The biggest technology firms have been hit hard by financial markets following the announcement made by the US Department of Justice and the Federal Trade Commission to split responsibility for antitrust matters concerning Facebook, Google, Amazon and Apple. This move marks the beginning of potential enquiries into such businesses about their size and market power that could potentially result in the conclusion that these companies are too big and too powerful. The severity of this action was made clear on the financial markets: Google’s parent company Alphabet saw its share price dropping by 7% and Facebook went down by as much as 7.5%.
Investors do not favour the general shift in the political climate around Big Tech (loosely defined as Google, Facebook, Amazon and Apple). So far, the companies have had the most trouble with EU lawmakers concerning privacy and competition, where antitrust probes on this side of the Atlantic have inter alia led to three separate billion-dollar fines against Google. In the US they had been met with a more embracing and supportive stance by US politicians. Now however, both parties in Congress call for stricter regulation and an end to the era of too-powerful tech firms. US senator Elizabeth Warren, for instance, one of the Democratic candidates to represent the party in the 2020 US presidential election has vowed to break up big technology firms.
President Trump’s latest statements that the US “should be suing Google, Facebook and all that” have only intensified the political pressure on Big Tech.
On the one hand, regulators worry about privacy protection and the general political power that a network like Facebook has built over the years. The Cambridge Analytica scandal is the perfect example for how influential Facebook can be politically and Zuckerberg’s following Congress hearing has shown that politicians might not even know the full extent of Facebook’s power with regards to data collection (be reminded of a senator’s question how Facebook can make money if users don’t pay for the service).
On the other hand, Big Tech companies are said to have obtained too much market share and have become too powerful in an economic sense. To give just a few numerical examples of the individual firms’ sizes: The ten leading tech firms are worth more than 2.5 times than the ten largest global banks. Facebook has more than 2 billion users (1.5 billion active daily), so the amount of data it is collecting on a massive part of the global population is unimaginable. Of the fifth of the $3.6 trillion US retail market that is going to be online within five years Amazon is predicted to have a two-third share. Half of US households and one third of UK households are subscribed to its premium membership service Prime and nearly every second dollar spent online in the US is attributable to Amazon. Google’s search engine has a 90% market share and its operating software Android has a market share of more than 75% with the biggest usage share (share of computing devices that run a given operating system at a particular moment in time), even beating Microsoft’s Windows in that metric.

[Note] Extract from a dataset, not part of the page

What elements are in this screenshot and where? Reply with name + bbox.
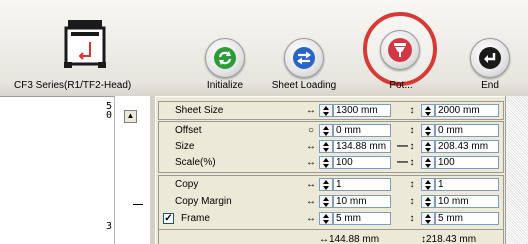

Not only do these facts illustrate the sheer size of the companies but they also hint at how easy it is to compete in other markets with such vast resources. This is why there are many scenarios being thrown around on how to deal with Big Tech’s dominance, and the first is to restrict the number of markets in which the companies can operate. For instance, regulators might forbid companies from entering sectors like transport and financial services. A second idea is to spin monopolistic platforms such as Google’s search engine or Apple and Google’s software and app stores out of their companies. The problem here is, next to complexity, that it is often not feasible to have such companies exist on their own because of their business model. Google essentially makes no profit with its Android software and only uses it to promote its other (ad-driven) services. Such entities would be exposed and would have to reinvent themselves before being able to seriously compete and function on their own. The third big idea was proposed by Sen. Warren and wants to reverse past acquisitions. A positive precedent for that is PayPal which was separated from eBay in 2015 and saw its value triple since then. Another benefit to this solution can be shown with the example of Amazon Web Services: retail competitors don’t want to have a rival provide them with computing power and having Amazon’s Web Services as an independent company would take away that disadvantage from them.
Big Tech can present arguments against any action. Facebook has stated that because of the ‘network effect’ (people joining the network where most of their friends are) and its huge amount of data, advertisers are willing to pay more for their services. This advantage arguably can’t fully be undone by any form of regulation, since the users would stay at Facebook. Secondly, you’d have to make a possible market entry cheaper for firms to stop Facebook’s monopoly. However, the worry is that this comes at the cost of loosening some of the data privacy and safety requirements which are expensive to comply with and this would in turn make Facebook even more dangerous and able to exploit its market dominance. Google’s CEO has defended its market power by noting that their size allowed them to invest in future technologies and projects that other businesses can’t due to short-term profit pressures. A lot of research in the field of artificial intelligence and quantum computing is, in fact, done by big technology companies that don’t have such pressures. Furthermore, firm leaders have warned US lawmakers that weakening US companies would benefit China, touching on a politically delicate issue.
One also has to consider that fully-fledged antitrust cases are expensive and that the outcomes are mostly disappointing. The most relevant precedent for the case of Big Tech is a failed court order to separate Windows from Microsoft’s other business in 2001.
While the actual probes haven’t started yet, the announcements have shown one thing very clearly: US politicians are starting to follow their European colleagues and are becoming increasingly less favourable towards the leading technology companies. This development has been mirrored in market sentiment recently.